Excessive buildup of Langerhans cells in the body causes a rare and potentially fatal cancer-like inflammatory disease in children, called Langerhans cell histiocytosis (LCH). Langerhans cells are tissue-resident immune cells present in the bones, skin, lymph nodes, liver, and other tissues. Current treatment options for LCH require lifelong targeted therapy with significant side effects.

Immature and mutant Langerhans cells accumulate in tissues to form tumors called granulomas, leading some scientists to classify LCH as a form of cancer, but the nomenclature is controversial because pathological LCH cells remain in a unique balance between apoptosis and survival in an inflammatory niche. Cellular and molecular origins of LCH were reported in a study published in Science Immunology (“Notch-dependent cooperativity between myeloid lineages promotes Langerhans cell histiocytosis pathology”). The new findings could result in treatments that eliminate these pathological cells.

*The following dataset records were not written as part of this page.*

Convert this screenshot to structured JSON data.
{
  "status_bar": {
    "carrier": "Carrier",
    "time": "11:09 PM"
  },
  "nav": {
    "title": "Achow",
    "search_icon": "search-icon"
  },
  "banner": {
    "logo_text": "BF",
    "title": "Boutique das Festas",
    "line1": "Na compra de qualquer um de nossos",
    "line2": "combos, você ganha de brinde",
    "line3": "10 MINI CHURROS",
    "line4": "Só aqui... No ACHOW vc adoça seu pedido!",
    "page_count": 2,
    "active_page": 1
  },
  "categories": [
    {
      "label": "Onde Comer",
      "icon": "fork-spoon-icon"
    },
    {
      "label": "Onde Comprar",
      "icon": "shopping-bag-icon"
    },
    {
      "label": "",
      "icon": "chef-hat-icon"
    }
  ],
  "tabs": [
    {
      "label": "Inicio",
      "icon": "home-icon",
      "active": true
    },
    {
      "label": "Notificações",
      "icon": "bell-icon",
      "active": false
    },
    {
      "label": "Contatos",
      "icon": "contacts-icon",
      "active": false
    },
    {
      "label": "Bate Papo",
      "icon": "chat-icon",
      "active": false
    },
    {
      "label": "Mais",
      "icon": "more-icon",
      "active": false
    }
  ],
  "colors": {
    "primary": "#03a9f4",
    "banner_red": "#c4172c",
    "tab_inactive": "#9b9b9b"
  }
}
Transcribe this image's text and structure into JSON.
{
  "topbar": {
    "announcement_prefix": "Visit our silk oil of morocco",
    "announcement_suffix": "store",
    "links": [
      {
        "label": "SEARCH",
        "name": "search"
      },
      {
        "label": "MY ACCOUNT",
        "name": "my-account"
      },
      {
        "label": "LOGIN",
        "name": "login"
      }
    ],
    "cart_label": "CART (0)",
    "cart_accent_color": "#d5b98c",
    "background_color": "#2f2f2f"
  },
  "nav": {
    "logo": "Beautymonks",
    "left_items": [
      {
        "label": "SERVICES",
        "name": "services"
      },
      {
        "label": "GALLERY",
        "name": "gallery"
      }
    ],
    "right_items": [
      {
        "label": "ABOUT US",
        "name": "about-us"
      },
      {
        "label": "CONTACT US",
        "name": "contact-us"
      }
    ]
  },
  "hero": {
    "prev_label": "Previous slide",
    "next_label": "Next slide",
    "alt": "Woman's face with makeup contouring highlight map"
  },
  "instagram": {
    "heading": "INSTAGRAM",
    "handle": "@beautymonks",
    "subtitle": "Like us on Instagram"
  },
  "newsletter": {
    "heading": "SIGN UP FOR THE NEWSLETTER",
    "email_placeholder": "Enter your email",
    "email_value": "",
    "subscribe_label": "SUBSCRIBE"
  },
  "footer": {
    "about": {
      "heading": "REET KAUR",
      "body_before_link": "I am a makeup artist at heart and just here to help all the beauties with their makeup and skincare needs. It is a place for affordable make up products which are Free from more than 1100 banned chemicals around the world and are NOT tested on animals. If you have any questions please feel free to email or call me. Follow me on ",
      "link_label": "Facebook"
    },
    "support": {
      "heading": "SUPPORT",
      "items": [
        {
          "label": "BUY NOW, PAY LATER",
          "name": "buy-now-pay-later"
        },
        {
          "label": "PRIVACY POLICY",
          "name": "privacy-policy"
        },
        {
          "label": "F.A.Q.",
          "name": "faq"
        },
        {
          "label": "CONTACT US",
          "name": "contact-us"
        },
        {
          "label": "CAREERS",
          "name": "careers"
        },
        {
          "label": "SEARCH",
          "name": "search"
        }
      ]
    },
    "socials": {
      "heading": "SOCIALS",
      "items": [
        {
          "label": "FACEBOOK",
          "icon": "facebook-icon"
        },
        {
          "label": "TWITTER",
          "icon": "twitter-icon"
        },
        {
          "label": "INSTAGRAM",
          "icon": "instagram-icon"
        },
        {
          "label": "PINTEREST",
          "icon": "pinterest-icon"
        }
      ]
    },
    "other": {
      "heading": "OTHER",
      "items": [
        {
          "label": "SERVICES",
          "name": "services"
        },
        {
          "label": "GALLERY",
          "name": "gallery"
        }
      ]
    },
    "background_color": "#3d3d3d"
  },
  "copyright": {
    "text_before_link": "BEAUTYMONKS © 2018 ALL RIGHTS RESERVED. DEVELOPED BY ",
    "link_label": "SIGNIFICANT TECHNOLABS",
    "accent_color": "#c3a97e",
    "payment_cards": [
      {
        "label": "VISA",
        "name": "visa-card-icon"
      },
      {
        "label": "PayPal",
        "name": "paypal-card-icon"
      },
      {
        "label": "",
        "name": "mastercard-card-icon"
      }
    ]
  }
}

“In this study, the investigators take snapshots of LCH lesions at extremely high, single-cell, resolution and identify complex potential origins, differentiation, and dynamic interactions between activated pathologic DC and bystander cells,” said Carl Allen, MD, PhD, a professor of pediatric oncology at the Baylor College of Medicine. “Characterizing the origins and activities of the principal actors and supporting cast of immune cells that lead to LCH lesion formation and subsequent disease is an essential step to create and test rational therapeutic strategies for patients.” (Allen, who was not involved in the current study, reviewed recent advances in LCH research that he believes will propel LCH into the era of personalized medicine.)

“The origin of the LCH cells has been discussed for decades. Some researchers are convinced that LCH is derived from a certain type of immune cell called dendritic cells, while others believe that they come from related cells called monocytes,” said Egle Kvedaraite, MD, PhD, a physician-researcher at the Karolinska Institute and the first author of the study.

Earlier studies have shown that LCH is marked by abnormal differentiation of mononuclear phagocytes that result in inflammatory lesions with pathologic CD207+ dendritic cells (DC) harboring activating somatic MAPK (mitogen-activated protein kinase) pathway mutations. Yet, the molecular and cellular interactions that maintain the unique state of balance in LCH cells are unclear.

Scientists at the Karolinska Institute, in collaboration with Karolinska University Hospital, Singapore Immunology Network, and Newcastle University, used single-cell RNA-seq and deep-cell profiling to analyze biopsies from four pediatric LCH patients and assessed the heterogeneity of LCH granulomas by comparing LCH cells with normal mononuclear phagocytes in the lesions.

“We found LCH discriminatory signatures pointing to senescence and escape from tumor immune surveillance,” the authors noted.

The researchers found two main lineages of LCH cells within the lesions with dendritic cell 2 and 3 (DC2 and DC3)-like characteristics. Using high-content imaging, the researchers validated the presence of these two cell types in several LCH tissue samples. The mutated LCH cells had properties similar to both monocytes and dendritic cells, the researchers showed, as well as DC3, a relatively new type of dendritic cell.

“Today we know that DC3 has a pathway of development separate from other dendritic cells and monocytes. Knowledge of this was crucial in our study,” said Kvedaraite.

Further explorations into the molecular interactions between DC2 and DC3 using receptor-ligand analyses and in vitro lineage tracing studies showed that Notch signaling—an evolutionarily conserved cell interaction system that controls cell metabolism, proliferation, and death—enabled the two cell types to cooperate and reinforce each other during the pathological progression of LCH.

“The data suggest a dual origin model of LCH cells, linked by Notch-mediated cooperativity, and provide several new insights into the development of LCH lesions and their potential vulnerabilities to new therapeutic approaches,” the authors noted. “This phenomenon may emerge in other settings in health and disease.”

In addition to a dual origin of LCH cells, the study underscores the impact of cues from the microenvironment on the phenotype and gene expression profile of LCH cells.